Monitoring your ZFS pools in Zabbix
In this post we’ll see how we can setup Zabbix in order to monitor our ZFS pools.
For demonstration purposes I’ve setup a test virtual machine running FreeBSD 9.0 with a ZFS pool of two disks in a mirror. We will see how to monitor the ZFS pool’s health in Zabbix and trigger alarms in case we have some issues with our ZFS pools.
Basic understand and knowledge about Zabbix is required as well in order to better understand the material in this post.
First, lets see our ZFS pool:
% zpool status
pool: zroot
state: ONLINE
scan: none requested
config:
NAME STATE READ WRITE CKSUM
zroot ONLINE 0 0 0
mirror-0 ONLINE 0 0 0
ada0p2 ONLINE 0 0 0
ada1p2 ONLINE 0 0 0
errors: No known data errors
Okay, our ZFS pool is looking good. Now lets proceed with the Zabbix setup.
We are going to create a template for our ZFS pools in Zabbix, so later it would be easy to extend it and attach to existing systems.
First we need to add a new UserParamater to our Zabbix Agents, which will be used for polling information for our ZFS pools.
Create a new file under /usr/local/etc/zabbix2/zabbix_agentd.conf.d/zfs.conf (this assumes that your zabbix_agentd.conf file includes the /usr/local/etc/zabbix2/zabbix_agentd.conf.d/ directory).
The contents of the zfs.conf file are shown below:
UserParameter=zpool.health[*],zpool list -H -o health $1
Restart the Zabbix agent:
$ sudo service zabbix_agentd restart
Now we can continue with configuring our Zabbix checks. Login to your Zabbix server and navigate to Configuration -> Templates and then click on the Create template button.
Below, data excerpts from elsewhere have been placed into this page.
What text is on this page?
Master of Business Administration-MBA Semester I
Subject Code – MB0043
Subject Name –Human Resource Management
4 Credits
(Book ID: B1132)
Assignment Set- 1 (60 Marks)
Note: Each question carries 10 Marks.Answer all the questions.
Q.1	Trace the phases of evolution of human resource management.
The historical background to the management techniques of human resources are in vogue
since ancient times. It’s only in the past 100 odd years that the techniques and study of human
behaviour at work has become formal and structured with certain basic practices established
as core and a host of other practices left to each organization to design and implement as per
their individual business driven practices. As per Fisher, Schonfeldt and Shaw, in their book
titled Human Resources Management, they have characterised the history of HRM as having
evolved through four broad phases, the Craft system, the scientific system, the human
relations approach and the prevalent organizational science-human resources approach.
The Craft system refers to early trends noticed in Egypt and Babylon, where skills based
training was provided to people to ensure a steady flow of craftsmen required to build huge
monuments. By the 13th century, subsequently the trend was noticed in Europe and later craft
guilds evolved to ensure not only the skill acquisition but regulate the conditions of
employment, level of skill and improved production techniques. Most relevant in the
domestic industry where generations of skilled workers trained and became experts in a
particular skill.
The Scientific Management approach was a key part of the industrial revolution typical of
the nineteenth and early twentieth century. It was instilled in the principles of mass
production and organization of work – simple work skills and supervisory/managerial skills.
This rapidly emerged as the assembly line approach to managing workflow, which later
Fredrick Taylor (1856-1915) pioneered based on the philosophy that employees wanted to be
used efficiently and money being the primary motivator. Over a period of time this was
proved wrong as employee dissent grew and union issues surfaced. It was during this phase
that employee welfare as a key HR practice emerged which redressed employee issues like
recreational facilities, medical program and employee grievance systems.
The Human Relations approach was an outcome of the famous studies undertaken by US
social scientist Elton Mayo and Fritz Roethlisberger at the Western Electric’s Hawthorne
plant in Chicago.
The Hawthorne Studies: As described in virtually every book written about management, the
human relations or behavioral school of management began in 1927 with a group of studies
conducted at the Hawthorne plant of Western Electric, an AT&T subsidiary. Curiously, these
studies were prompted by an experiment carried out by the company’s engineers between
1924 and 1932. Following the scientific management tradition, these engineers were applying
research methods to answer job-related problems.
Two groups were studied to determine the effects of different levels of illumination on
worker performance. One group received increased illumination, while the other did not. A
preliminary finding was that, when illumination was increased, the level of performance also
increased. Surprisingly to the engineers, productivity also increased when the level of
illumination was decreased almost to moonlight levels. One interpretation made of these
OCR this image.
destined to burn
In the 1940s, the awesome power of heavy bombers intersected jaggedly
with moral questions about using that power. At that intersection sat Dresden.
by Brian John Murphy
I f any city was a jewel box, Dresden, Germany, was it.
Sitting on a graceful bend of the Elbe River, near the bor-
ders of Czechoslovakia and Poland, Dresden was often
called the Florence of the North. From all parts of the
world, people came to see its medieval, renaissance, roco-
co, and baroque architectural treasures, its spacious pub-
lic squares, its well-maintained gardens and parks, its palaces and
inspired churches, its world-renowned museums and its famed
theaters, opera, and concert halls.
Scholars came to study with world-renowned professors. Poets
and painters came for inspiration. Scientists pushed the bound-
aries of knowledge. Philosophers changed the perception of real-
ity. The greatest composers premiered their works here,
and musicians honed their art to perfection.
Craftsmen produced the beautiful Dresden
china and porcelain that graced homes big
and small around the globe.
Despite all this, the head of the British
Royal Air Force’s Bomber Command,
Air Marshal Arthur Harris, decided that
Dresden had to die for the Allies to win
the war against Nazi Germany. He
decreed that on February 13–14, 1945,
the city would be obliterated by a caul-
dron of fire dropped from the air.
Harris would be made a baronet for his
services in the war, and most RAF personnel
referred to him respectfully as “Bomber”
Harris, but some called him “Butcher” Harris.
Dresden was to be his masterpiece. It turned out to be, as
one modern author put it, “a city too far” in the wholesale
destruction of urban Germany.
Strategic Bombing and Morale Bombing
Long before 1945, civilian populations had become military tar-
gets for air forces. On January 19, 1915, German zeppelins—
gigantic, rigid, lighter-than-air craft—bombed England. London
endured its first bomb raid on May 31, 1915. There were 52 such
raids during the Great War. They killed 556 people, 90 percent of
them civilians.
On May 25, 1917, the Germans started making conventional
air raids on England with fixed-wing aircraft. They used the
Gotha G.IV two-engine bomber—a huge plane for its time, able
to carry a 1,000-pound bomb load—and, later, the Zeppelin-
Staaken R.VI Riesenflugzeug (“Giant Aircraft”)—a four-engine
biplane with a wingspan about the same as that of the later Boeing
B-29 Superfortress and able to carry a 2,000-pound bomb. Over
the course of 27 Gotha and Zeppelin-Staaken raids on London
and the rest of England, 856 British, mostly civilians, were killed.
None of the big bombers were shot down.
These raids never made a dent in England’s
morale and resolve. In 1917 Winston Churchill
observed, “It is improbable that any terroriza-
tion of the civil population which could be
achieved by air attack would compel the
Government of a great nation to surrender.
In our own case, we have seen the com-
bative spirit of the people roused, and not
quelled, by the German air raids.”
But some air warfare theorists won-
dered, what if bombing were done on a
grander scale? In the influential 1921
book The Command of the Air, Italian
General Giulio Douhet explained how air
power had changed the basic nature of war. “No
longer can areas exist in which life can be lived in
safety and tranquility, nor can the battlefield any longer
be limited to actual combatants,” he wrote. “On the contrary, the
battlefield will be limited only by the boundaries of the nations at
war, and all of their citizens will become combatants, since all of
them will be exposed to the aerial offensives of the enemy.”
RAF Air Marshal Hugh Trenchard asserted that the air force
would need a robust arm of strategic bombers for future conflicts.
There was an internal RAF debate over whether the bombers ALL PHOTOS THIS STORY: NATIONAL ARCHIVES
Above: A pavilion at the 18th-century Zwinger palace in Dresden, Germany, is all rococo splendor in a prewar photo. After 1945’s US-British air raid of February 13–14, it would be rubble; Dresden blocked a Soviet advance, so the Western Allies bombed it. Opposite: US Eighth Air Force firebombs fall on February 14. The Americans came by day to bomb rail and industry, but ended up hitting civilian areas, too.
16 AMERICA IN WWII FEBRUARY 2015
Name your template Template App ZFS and click the save button as shown in the example screenshot below:
Next we create a new application in our template, which is called ZFS Checks:
Now we are going to create a new item that will be checking our ZFS pools, so go to the Items tab of your template and click the Create Item button.
On the screenshot below you can see the item we’ve created. As the key of our item we use the newly added UserParameter which is called zpool.health, the type of information should be set to Text. You may also note that we pass an argument to our key zpool.health[zroot], which specifies the ZFS pool’s name.
Now, it’s time to add a trigger for our item. Triggers are the way you fire up alarms in Zabbix. Here we are going to create a trigger that will go into alarm if our ZFS pool is no longer in online state. Now, navigate to the Triggers tab of your template and click on the Create button in order to create a new trigger.
You can see the trigger we’ve created on the screenshot below:
The trigger’s expression we use in the screenshot above is:
{Template App ZFS:zpool.health[zroot].regexp(ONLINE)}=0
What it basically does is that it will enable the trigger if our ZFS pool is no longer in ONLINE state, which means there’s something wrong with your pool - a disk failed or whatever.
The last thing you need to do is to attach your ZFS template to your systems, so that you can start monitoring your ZFS pools’ health. Checking the latest data of our test server we can see that our ZFS pool is online:
In order to show you how Zabbix detects problems with our ZFS pools, I am going to remove physically one of the disks on my test machine. You can see how Zabbix detected the issue right away from the screenshot below:
Checking on the server the status of our ZFS pool we can see that the zroot pool is indeed in degraded state:
% zpool status
pool: zroot
state: DEGRADED
status: One or more devices could not be opened. Sufficient replicas exist for
the pool to continue functioning in a degraded state.
action: Attach the missing device and online it using 'zpool online'.
see: http://www.sun.com/msg/ZFS-8000-2Q
scan: resilvered 15.9M in 0h0m with 0 errors on Thu Dec 13 13:16:53 2012
config:
NAME STATE READ WRITE CKSUM
zroot DEGRADED 0 0 0
mirror-0 DEGRADED 0 0 0
ada0p2 ONLINE 0 0 0
17609975337436690025 UNAVAIL 0 0 0 was /dev/ada1p2
errors: No known data errors
As you’ve seen from the screenshot above Zabbix has detected the issue with our ZFS pool and notified us, so that we can take an action for fixing the issues.